To Change the Church is a book only Ross Douthat could have written. He is 38, a Catholic convert, and a prominent conservative who moves comfortably within the world of intellectual Catholicism. Having chosen Catholicism, Douthat is enough of an outsider not to take Catholicism for granted. As a younger Generation Xer, he is not burdened with the ideological blinders of older Catholic conservatives. And as a gifted prose stylist who, from his position at the New York Times, has established himself as one of the most judicious and important public intellectuals of our time, Douthat writes with unparalleled authority.

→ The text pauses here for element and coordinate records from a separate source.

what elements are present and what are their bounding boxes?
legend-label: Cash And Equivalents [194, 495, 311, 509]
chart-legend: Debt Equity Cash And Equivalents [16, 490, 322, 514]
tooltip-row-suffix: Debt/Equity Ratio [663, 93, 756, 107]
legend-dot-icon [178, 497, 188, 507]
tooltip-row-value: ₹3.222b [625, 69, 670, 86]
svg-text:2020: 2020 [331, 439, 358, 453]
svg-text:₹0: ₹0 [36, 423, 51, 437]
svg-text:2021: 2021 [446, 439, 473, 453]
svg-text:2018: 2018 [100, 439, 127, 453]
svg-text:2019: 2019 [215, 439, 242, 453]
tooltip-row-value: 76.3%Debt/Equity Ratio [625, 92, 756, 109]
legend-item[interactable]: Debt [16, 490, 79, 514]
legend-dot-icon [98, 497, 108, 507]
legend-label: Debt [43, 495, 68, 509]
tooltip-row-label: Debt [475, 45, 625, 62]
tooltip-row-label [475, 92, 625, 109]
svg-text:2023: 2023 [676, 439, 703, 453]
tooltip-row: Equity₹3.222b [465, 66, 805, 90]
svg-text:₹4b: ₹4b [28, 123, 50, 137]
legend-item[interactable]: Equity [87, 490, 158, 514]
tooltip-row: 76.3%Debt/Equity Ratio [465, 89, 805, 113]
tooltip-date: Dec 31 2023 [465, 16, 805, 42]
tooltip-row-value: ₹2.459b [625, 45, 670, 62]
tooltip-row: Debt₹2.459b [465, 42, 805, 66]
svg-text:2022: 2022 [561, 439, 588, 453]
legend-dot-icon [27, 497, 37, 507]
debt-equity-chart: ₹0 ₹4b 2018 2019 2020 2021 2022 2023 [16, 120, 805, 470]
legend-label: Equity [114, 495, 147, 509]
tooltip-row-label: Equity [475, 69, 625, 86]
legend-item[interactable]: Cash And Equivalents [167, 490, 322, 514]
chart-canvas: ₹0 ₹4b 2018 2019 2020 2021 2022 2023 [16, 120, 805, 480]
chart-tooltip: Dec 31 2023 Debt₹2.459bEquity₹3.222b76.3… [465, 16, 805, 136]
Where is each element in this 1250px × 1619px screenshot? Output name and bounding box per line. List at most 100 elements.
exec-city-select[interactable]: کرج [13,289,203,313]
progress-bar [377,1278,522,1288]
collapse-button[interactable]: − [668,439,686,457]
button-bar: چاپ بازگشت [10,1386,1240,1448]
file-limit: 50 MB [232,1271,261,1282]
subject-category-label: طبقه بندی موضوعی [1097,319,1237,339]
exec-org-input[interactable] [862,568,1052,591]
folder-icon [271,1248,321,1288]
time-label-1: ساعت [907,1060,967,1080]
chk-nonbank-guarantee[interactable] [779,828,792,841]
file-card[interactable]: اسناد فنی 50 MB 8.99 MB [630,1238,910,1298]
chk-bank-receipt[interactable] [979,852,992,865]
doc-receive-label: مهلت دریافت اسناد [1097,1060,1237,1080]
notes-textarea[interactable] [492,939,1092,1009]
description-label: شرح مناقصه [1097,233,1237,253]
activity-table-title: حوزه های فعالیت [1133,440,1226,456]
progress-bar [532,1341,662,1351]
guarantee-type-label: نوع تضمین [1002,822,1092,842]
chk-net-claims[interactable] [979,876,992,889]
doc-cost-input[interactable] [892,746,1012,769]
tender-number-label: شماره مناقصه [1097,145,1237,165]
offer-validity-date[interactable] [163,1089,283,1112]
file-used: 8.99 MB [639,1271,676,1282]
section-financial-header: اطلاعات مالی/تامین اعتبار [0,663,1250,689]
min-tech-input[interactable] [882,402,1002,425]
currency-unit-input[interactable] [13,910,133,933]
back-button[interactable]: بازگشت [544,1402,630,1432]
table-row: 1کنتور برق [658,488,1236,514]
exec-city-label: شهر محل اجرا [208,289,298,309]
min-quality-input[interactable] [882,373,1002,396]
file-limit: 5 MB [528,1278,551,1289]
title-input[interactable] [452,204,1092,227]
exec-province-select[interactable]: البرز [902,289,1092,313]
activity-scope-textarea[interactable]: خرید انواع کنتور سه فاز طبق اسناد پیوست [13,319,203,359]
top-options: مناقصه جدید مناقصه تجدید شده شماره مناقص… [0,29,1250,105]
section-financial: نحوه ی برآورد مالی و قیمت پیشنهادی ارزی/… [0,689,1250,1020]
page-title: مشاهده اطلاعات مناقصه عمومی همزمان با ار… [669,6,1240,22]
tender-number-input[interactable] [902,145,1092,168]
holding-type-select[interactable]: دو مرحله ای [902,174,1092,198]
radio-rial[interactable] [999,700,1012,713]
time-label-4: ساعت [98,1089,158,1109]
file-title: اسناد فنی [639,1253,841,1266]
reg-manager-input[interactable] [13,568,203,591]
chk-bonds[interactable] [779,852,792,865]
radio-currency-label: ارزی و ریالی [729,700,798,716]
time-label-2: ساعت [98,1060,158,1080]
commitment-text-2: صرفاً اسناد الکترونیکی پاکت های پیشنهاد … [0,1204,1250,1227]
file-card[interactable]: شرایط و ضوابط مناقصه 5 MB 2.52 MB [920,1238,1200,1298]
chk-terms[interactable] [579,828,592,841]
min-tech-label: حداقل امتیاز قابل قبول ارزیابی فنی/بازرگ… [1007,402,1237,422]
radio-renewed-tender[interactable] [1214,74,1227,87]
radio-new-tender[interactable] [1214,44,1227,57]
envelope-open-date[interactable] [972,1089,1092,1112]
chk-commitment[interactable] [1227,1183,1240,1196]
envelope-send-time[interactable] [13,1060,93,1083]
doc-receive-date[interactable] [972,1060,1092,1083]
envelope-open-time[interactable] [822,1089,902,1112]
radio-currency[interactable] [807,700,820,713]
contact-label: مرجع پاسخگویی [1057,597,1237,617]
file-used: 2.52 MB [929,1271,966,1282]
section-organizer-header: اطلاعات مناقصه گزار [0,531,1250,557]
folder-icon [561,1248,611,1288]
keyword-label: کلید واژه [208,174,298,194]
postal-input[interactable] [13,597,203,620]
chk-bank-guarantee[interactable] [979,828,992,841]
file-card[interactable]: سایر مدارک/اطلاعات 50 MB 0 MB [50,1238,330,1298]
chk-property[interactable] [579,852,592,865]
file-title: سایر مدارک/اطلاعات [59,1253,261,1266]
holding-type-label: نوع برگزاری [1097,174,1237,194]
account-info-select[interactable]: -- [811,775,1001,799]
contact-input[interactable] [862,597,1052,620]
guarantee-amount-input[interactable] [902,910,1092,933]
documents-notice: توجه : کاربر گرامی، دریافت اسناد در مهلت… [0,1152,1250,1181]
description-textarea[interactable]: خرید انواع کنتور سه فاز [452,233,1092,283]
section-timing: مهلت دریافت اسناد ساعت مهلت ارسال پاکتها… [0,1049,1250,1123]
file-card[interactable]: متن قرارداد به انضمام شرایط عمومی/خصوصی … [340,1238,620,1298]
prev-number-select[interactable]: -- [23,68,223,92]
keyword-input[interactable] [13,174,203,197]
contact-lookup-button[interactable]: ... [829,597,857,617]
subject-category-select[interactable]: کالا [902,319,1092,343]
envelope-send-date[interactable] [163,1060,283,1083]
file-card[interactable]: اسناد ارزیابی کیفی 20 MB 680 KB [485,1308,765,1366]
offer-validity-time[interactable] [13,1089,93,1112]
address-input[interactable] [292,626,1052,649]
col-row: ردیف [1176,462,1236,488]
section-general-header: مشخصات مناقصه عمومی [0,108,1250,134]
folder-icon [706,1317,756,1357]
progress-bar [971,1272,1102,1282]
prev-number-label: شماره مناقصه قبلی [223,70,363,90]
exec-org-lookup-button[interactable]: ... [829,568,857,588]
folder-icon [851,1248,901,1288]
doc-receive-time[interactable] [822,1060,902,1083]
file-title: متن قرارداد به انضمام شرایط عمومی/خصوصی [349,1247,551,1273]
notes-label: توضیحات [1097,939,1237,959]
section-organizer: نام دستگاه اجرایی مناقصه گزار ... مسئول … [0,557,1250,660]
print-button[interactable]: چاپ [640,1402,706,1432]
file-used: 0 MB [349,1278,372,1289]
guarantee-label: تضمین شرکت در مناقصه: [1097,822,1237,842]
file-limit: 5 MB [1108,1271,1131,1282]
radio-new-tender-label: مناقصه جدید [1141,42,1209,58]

The hidden power of To Change the Church comes from the fact that Douthat has skin in this game. As he reveals in the book’s preface, Douthat is a believing Catholic, a husband and father whose parents and grandparents both divorced. He knows whereof he writes. Full disclosure: I am a personal friend of Douthat’s, and can tell you that he wrote this book while suffering from a debilitating illness (which, happily, seems to have abated). He suffered intensely for this book. It is a labor of love for the Catholic faith by a son who serves her best by telling the truth.
Rod Dreher is a senior editor at The American Conservative.